El Legado Hídrico Invertido: La Ciudad del Norte y su Río Subterráneo

Una Visión Crítica del Paisaje Urbano

El autor expresa un profundo desapego por su ciudad, afirmando categóricamente: “No amo mi ciudad.” Esta declaración surge de una percepción donde el esplendor urbano se reduce a “un residuo de concreto,” una imagen que contrasta fuertemente con la naturaleza. Sin embargo, bajo esta expansión de cemento, lo que corre bajo nuestros pies es “el único río que no se seca,” un elemento hídrico que, a pesar de su transformación, define una parte esencial de la identidad de la urbe.

El Único Río que No se Seca: Un Cauce Oculto

En esta urbe, lo que verdaderamente fluye y persiste es “el único río que no se seca,” una corriente vital que, paradójicamente, corre oculta bajo los cimientos de la civilización. Este “río que no se seca” no es un cauce natural a la vista, sino una infraestructura subterránea que cumple una función esencial, aunque despojada de su esplendor original. Su presencia constante es un recordatorio de la transformación radical del paisaje y de la gestión hídrica en entornos urbanos.

Ecos de Pacheco: La Patria y sus Ríos Alterados

La reflexión sobre esta ciudad y su particular flujo hídrico evoca las palabras de Pacheco. Siguiendo el rastro de este autor, quien en su obra “Alta Traición” confesaba no amar su patria sino por “unos cuantos ríos y montañas,” se traza un paralelismo inquietante. En el contexto de esta ciudad del norte, la conexión con la naturaleza ha sido profundamente alterada, priorizando la funcionalidad sobre la belleza natural.

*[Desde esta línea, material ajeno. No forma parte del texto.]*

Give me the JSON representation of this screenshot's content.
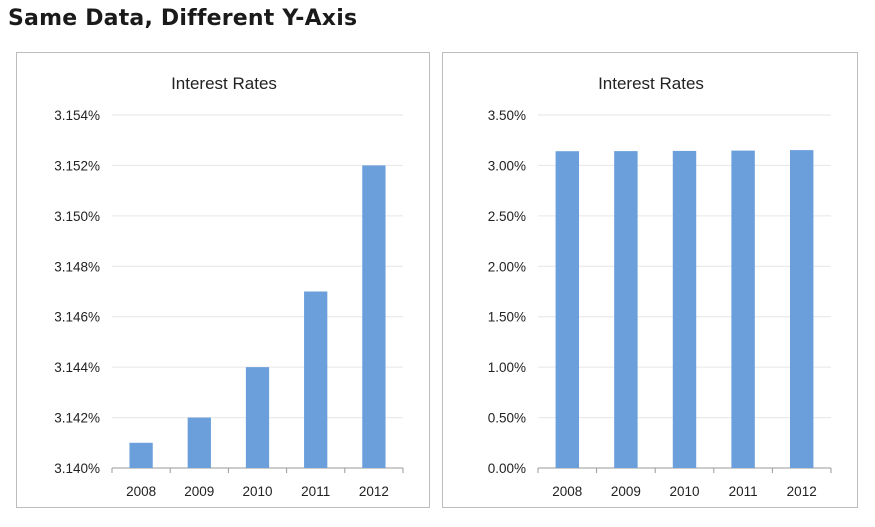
{
  "page": {
    "title": "Same Data, Different Y-Axis"
  },
  "chart_data": [
    {
      "type": "bar",
      "title": "Interest Rates",
      "categories": [
        "2008",
        "2009",
        "2010",
        "2011",
        "2012"
      ],
      "values": [
        3.141,
        3.142,
        3.144,
        3.147,
        3.152
      ],
      "ylim": [
        3.14,
        3.154
      ],
      "yticks": [
        3.14,
        3.142,
        3.144,
        3.146,
        3.148,
        3.15,
        3.152,
        3.154
      ],
      "ytick_labels": [
        "3.140%",
        "3.142%",
        "3.144%",
        "3.146%",
        "3.148%",
        "3.150%",
        "3.152%",
        "3.154%"
      ],
      "xlabel": "",
      "ylabel": "",
      "grid": true,
      "legend": "none",
      "bar_color": "#6a9fdb"
    },
    {
      "type": "bar",
      "title": "Interest Rates",
      "categories": [
        "2008",
        "2009",
        "2010",
        "2011",
        "2012"
      ],
      "values": [
        3.141,
        3.142,
        3.144,
        3.147,
        3.152
      ],
      "ylim": [
        0,
        3.5
      ],
      "yticks": [
        0,
        0.5,
        1,
        1.5,
        2,
        2.5,
        3,
        3.5
      ],
      "ytick_labels": [
        "0.00%",
        "0.50%",
        "1.00%",
        "1.50%",
        "2.00%",
        "2.50%",
        "3.00%",
        "3.50%"
      ],
      "xlabel": "",
      "ylabel": "",
      "grid": true,
      "legend": "none",
      "bar_color": "#6a9fdb"
    }
  ]
}
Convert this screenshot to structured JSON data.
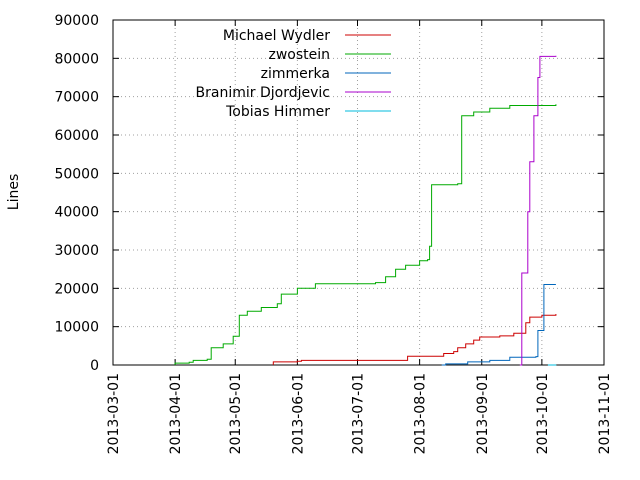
{
  "chart_data": {
    "type": "line",
    "title": "",
    "xlabel": "",
    "ylabel": "Lines",
    "xlim": [
      "2013-03-01",
      "2013-11-01"
    ],
    "ylim": [
      0,
      90000
    ],
    "x_tick_labels": [
      "2013-03-01",
      "2013-04-01",
      "2013-05-01",
      "2013-06-01",
      "2013-07-01",
      "2013-08-01",
      "2013-09-01",
      "2013-10-01",
      "2013-11-01"
    ],
    "y_tick_labels": [
      "0",
      "10000",
      "20000",
      "30000",
      "40000",
      "50000",
      "60000",
      "70000",
      "80000",
      "90000"
    ],
    "grid": true,
    "legend_position": "top-left",
    "series": [
      {
        "name": "Michael Wydler",
        "color": "#cc0000",
        "points": [
          [
            "2013-05-20",
            0
          ],
          [
            "2013-05-20",
            800
          ],
          [
            "2013-06-01",
            1000
          ],
          [
            "2013-06-03",
            1200
          ],
          [
            "2013-07-25",
            1200
          ],
          [
            "2013-07-26",
            2300
          ],
          [
            "2013-08-12",
            2300
          ],
          [
            "2013-08-13",
            3000
          ],
          [
            "2013-08-18",
            3500
          ],
          [
            "2013-08-20",
            4500
          ],
          [
            "2013-08-24",
            5500
          ],
          [
            "2013-08-28",
            6500
          ],
          [
            "2013-08-31",
            7300
          ],
          [
            "2013-09-10",
            7600
          ],
          [
            "2013-09-17",
            8300
          ],
          [
            "2013-09-22",
            8300
          ],
          [
            "2013-09-23",
            11000
          ],
          [
            "2013-09-25",
            12500
          ],
          [
            "2013-10-01",
            13000
          ],
          [
            "2013-10-06",
            13000
          ],
          [
            "2013-10-08",
            13300
          ]
        ]
      },
      {
        "name": "zwostein",
        "color": "#00aa00",
        "points": [
          [
            "2013-04-01",
            0
          ],
          [
            "2013-04-01",
            500
          ],
          [
            "2013-04-08",
            700
          ],
          [
            "2013-04-10",
            1200
          ],
          [
            "2013-04-17",
            1500
          ],
          [
            "2013-04-19",
            4500
          ],
          [
            "2013-04-25",
            5500
          ],
          [
            "2013-04-30",
            7500
          ],
          [
            "2013-05-03",
            13000
          ],
          [
            "2013-05-07",
            14000
          ],
          [
            "2013-05-14",
            15000
          ],
          [
            "2013-05-22",
            16000
          ],
          [
            "2013-05-24",
            18500
          ],
          [
            "2013-06-01",
            20000
          ],
          [
            "2013-06-10",
            21200
          ],
          [
            "2013-07-10",
            21500
          ],
          [
            "2013-07-15",
            23000
          ],
          [
            "2013-07-20",
            25000
          ],
          [
            "2013-07-25",
            26000
          ],
          [
            "2013-08-01",
            27200
          ],
          [
            "2013-08-05",
            27500
          ],
          [
            "2013-08-06",
            31000
          ],
          [
            "2013-08-07",
            47000
          ],
          [
            "2013-08-20",
            47300
          ],
          [
            "2013-08-22",
            65000
          ],
          [
            "2013-08-28",
            66000
          ],
          [
            "2013-09-05",
            67000
          ],
          [
            "2013-09-15",
            67700
          ],
          [
            "2013-10-08",
            68000
          ]
        ]
      },
      {
        "name": "zimmerka",
        "color": "#0066bb",
        "points": [
          [
            "2013-08-12",
            0
          ],
          [
            "2013-08-14",
            300
          ],
          [
            "2013-08-25",
            800
          ],
          [
            "2013-09-05",
            1200
          ],
          [
            "2013-09-15",
            2000
          ],
          [
            "2013-09-28",
            2200
          ],
          [
            "2013-09-29",
            9000
          ],
          [
            "2013-10-01",
            9000
          ],
          [
            "2013-10-02",
            21000
          ],
          [
            "2013-10-08",
            21000
          ]
        ]
      },
      {
        "name": "Branimir Djordjevic",
        "color": "#aa00cc",
        "points": [
          [
            "2013-09-20",
            0
          ],
          [
            "2013-09-21",
            24000
          ],
          [
            "2013-09-23",
            24000
          ],
          [
            "2013-09-24",
            40000
          ],
          [
            "2013-09-25",
            53000
          ],
          [
            "2013-09-27",
            65000
          ],
          [
            "2013-09-29",
            75000
          ],
          [
            "2013-09-30",
            80500
          ],
          [
            "2013-10-08",
            80700
          ]
        ]
      },
      {
        "name": "Tobias Himmer",
        "color": "#00bbdd",
        "points": [
          [
            "2013-10-04",
            0
          ],
          [
            "2013-10-08",
            100
          ]
        ]
      }
    ]
  }
}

La esencia de lo que Pacheco valoraba en su patria, la pureza de sus elementos naturales, se ha transfigurado aquí. En esta región del norte, la intervención humana ha sido decisiva: “hemos cambiado el cauce por la alcantarilla.” Este acto no solo reconfigura el paisaje físico, sino que también redefine la relación de los habitantes con su entorno hídrico, transformando un potencial “río que no se seca” en una mera función de drenaje. La persistencia de este flujo subterráneo, este “río que no se seca,” es un testimonio silencioso de la ingeniería y la adaptación urbana, un recordatorio constante de lo que una vez fue y lo que ahora es.